19/09/2014

A servidão que a gastronomia exige

A paixão é uma servidão. A servidão do cozinheiro à gastronomia pode, legitimamente, ser chamada de paixão. Mas todos os que se dizem “apaixonados” pela gastronomia realmente o são?

A paixão pela cozinha não leva necessariamente ao sucesso. Na trajetória de muitos cozinheiros há infindáveis fracassos. Pierre Gagnaire ostenta, no seu curriculo, duas falências. Talvez porque tenha seguido muito à risca o impulso da sua paixão. Outros, desistem logo, entregam os pontos, se tornam meramente cozinheiros “comerciais” e sem paixão. Ao menos é como são considerados quando se curvam demasiadamente ao mercado. E sabemos que a paixão e o altruísmo estão ligados, tanto quanto o mercado e o egoísmo.


Mas a paixão - como dedicação incondicional a esse sentimento de que a gastronomia está acima de tudo - é quase um requisito absoluto. Na comida, na moda, literatura, pintura, fotografia, e quase tudo que consideramos um esforço criativo – se o criador não se sobressai, nem precisa entrar na corrida.
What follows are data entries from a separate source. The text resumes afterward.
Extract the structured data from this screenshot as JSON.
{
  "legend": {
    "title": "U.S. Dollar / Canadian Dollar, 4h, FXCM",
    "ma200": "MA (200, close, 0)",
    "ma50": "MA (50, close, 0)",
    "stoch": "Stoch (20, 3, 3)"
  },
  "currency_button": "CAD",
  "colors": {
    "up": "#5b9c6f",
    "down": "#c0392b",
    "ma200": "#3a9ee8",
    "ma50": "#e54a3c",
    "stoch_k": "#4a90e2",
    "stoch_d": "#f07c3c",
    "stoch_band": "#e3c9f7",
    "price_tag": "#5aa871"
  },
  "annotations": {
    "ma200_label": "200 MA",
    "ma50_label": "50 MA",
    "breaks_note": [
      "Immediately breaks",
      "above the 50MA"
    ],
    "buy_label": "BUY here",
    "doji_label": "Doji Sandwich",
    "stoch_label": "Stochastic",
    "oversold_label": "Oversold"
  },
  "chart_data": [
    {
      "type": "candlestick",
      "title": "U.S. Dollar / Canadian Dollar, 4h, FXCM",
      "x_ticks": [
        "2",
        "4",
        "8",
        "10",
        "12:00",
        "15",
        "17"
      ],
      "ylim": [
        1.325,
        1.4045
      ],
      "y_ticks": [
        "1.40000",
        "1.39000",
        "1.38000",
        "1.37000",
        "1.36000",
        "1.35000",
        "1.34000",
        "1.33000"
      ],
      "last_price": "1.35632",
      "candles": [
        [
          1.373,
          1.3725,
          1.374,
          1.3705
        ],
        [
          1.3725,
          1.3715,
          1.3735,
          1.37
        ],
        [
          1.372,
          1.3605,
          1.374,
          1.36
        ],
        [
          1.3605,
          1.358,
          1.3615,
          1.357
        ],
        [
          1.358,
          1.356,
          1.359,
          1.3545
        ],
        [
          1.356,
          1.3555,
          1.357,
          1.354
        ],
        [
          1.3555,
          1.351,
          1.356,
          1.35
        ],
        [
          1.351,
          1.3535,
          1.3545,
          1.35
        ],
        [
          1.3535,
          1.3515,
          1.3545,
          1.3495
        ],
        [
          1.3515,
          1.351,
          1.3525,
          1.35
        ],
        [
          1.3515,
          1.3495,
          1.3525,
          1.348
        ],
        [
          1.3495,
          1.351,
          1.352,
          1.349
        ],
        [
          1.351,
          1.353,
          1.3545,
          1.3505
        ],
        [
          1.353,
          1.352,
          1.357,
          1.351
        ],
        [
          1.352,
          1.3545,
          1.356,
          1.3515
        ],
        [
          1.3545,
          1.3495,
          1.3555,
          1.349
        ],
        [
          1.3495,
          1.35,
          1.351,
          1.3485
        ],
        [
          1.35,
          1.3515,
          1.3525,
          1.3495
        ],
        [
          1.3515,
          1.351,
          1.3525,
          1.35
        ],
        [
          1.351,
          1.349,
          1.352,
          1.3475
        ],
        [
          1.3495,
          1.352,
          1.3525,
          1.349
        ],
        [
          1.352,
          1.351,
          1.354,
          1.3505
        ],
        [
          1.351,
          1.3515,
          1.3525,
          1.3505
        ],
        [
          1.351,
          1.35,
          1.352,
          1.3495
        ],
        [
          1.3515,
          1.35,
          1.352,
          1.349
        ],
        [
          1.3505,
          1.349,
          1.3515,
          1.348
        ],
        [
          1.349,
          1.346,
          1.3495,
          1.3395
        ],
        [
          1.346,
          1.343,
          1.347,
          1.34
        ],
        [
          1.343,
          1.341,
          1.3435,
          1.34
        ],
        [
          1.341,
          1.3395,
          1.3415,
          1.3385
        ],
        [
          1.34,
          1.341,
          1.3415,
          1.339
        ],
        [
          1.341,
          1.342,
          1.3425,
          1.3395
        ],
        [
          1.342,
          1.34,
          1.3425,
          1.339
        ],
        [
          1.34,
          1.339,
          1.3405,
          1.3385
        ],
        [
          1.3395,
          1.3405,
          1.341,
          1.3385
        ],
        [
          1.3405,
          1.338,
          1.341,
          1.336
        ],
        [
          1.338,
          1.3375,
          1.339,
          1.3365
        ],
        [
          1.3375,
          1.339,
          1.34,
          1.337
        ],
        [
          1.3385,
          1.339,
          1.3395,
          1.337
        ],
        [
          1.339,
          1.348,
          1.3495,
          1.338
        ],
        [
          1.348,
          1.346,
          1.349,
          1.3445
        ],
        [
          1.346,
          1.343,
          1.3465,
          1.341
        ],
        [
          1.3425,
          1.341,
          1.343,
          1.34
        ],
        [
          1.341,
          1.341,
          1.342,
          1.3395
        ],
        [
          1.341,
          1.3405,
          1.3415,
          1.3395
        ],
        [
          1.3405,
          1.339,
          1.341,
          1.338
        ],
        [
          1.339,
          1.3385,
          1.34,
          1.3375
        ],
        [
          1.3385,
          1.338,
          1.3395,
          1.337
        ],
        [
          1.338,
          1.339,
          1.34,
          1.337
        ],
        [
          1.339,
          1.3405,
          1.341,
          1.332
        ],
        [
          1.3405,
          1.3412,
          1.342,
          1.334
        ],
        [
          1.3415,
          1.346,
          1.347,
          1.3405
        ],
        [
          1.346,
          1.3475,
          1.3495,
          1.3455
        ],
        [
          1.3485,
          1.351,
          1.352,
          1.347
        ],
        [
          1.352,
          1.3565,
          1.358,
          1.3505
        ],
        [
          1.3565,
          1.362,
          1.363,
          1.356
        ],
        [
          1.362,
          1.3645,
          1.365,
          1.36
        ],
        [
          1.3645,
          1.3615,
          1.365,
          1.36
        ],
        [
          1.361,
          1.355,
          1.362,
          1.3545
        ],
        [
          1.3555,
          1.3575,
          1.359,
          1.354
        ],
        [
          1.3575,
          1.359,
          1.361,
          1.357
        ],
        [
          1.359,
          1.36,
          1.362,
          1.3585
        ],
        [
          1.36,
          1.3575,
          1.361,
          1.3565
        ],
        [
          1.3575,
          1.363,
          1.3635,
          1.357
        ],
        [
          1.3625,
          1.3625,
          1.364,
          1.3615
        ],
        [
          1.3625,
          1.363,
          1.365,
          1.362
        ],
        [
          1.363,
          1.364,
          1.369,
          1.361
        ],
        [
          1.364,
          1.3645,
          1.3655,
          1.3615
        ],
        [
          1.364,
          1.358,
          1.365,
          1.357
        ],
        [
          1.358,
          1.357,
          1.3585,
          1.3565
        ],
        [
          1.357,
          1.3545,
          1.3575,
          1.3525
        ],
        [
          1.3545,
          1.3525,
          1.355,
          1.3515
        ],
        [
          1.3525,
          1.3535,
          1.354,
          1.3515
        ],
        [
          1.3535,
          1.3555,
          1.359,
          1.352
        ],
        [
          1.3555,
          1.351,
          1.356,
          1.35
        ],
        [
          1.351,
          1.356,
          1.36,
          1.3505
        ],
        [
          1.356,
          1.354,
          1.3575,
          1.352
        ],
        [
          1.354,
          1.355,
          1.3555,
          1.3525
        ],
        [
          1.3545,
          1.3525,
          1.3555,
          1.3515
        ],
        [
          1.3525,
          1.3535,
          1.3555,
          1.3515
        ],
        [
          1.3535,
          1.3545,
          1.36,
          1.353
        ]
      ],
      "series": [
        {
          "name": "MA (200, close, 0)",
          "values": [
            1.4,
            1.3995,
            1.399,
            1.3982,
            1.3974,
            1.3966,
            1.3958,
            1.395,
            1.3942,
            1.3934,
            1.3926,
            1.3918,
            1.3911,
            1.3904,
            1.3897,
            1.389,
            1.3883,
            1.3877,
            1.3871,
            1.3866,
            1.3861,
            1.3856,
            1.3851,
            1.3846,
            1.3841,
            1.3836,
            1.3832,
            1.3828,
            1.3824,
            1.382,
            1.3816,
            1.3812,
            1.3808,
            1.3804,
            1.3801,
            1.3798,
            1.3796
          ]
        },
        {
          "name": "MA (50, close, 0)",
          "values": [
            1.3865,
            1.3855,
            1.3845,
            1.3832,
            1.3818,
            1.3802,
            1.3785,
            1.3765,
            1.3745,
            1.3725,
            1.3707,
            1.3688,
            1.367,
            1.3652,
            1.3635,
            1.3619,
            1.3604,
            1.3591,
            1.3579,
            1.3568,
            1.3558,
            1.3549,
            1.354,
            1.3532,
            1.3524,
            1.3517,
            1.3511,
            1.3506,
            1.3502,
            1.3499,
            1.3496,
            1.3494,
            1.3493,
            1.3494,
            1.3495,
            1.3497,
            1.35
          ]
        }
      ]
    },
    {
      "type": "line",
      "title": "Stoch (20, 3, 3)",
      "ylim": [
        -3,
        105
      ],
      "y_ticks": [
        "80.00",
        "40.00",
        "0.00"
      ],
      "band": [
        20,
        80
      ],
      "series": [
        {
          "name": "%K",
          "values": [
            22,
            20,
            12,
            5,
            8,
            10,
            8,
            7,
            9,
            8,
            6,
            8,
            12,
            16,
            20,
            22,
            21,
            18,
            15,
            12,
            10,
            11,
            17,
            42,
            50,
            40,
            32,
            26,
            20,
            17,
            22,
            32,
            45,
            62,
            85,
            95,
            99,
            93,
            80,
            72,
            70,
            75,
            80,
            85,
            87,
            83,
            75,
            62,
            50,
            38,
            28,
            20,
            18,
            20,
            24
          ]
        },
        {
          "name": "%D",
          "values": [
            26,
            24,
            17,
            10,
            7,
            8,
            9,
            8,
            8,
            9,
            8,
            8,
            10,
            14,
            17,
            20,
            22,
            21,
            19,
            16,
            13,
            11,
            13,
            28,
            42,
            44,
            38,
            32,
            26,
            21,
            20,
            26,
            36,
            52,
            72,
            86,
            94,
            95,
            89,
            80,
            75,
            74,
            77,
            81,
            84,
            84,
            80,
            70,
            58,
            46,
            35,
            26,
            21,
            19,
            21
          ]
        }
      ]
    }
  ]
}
Arthur Lubow, um excelente jornalista, num artigo que escreveu há mais de 10 anos para o The New York Times, comparando a “nueva nouvelle cuisine” dos espanhóis com a cozinha contemporânea francesa, aponta a superioridade da escola espanhola como fruto justamente da paixão culinária: enquanto os franceses se burocratizavam, se enredando em questões trabalhistas (jornada de trabalho), altos preços etc, os espanhóis, um bando de jovens alucinados, ao contrário, dizia Lubow, não conheciam limites de entrega ao ofício. E deu no que deu.

Qual a dedicação dos nossos novos cozinheiros à “nova cozinha brasileira”? Ela tem quanto de paixão e quanto de olho no mercado? Olhando isoladamente alguns chefes, é possível notar o impulso nas duas direções. Isso se equilibra como? E, como “geração”, qual a resultante? Coisa para se pensar.



4 comentários:

Unknown disse...

A servidão pela paixão de cozinhar é o que nos faz voar, é a entrega voluntária que nos traz contentamento e realização. A servidão que nos é imposta pelo "mercado", pela burocracia e pelos meandros fiscais e trabalhistas é o que nos oprime e faz sucumbir grande parte desses apaixonados.
Felizmente temos chefs e cozinheiros apaixonados o suficiente desbravando a "nova cozinha brasileira".
Mas o maior desafio deles talvez seja definir e dar a cara a essa cozinha brasileira.
Como já apontado em suas análises, o mais complicado é traduzir essa nossa indefinida, intrincada e multicultural identidade brasileira, também pluralista e regionalista.
Os franceses, os espanhóis, os japoneses, os peruanos, cada um consegue identificar uma paleta de ingredientes e sabores próprios, entranhados no cotidiano e na história e que os define.
A paixão de uma nova geração pode revolucionar o tradicional e fazer novas traduções e expressões dessa identidade cultural e gastronômica, enaltecendo-a por final.
Cabe a nós reconhecer os genuinamente apaixonados, apoiá-los e fazer parte dessa revolução.
E reconhecer a paixão não só de um grande chef, mas enxergá-la também nas manifestações mais humildes de uma autêntica culinária brasileira e nos produtores, artesãos e fornecedores que desafiam bravamente o "mercado" - artistas apaixonados que criam a paleta básica para que todos os demais artistas possam trabalhar.
Começar a pensar, como você sempre nos convida, é o que todos devemos fazer.

Breno Raigorodsky disse...

Coisa para se pensar. Gostei. Ocorre que o negócio da comida, após anos de experimento enquanto investimento, que remete à turma que começou a investir naquele Bora-Bora e um outro na Henique Schauman, que impulsionou tantos outros grupos de investidores, como o do Democrata, Astor etc. que se reuniu ao do Carcamano/Primo Basílico que deu em Bras... Enfim, com a faca de desossar nos dentes, nego propõe comida como negócio para os que têm a paixão, que vão até o altar sabendo que não podem sair muito da linha, arriscar além dos limites financeiros dados.

Quentin Geenen de Saint Maur disse...

Cher Carlos,

Me diga, os dois (paixão e mercado) não podem andar juntos?
Gastronomicalement,
Quentin

e-BocaLivre disse...

Meu caro, acho que há a paixão pelo mercado, mas esse é um assunto diferente não?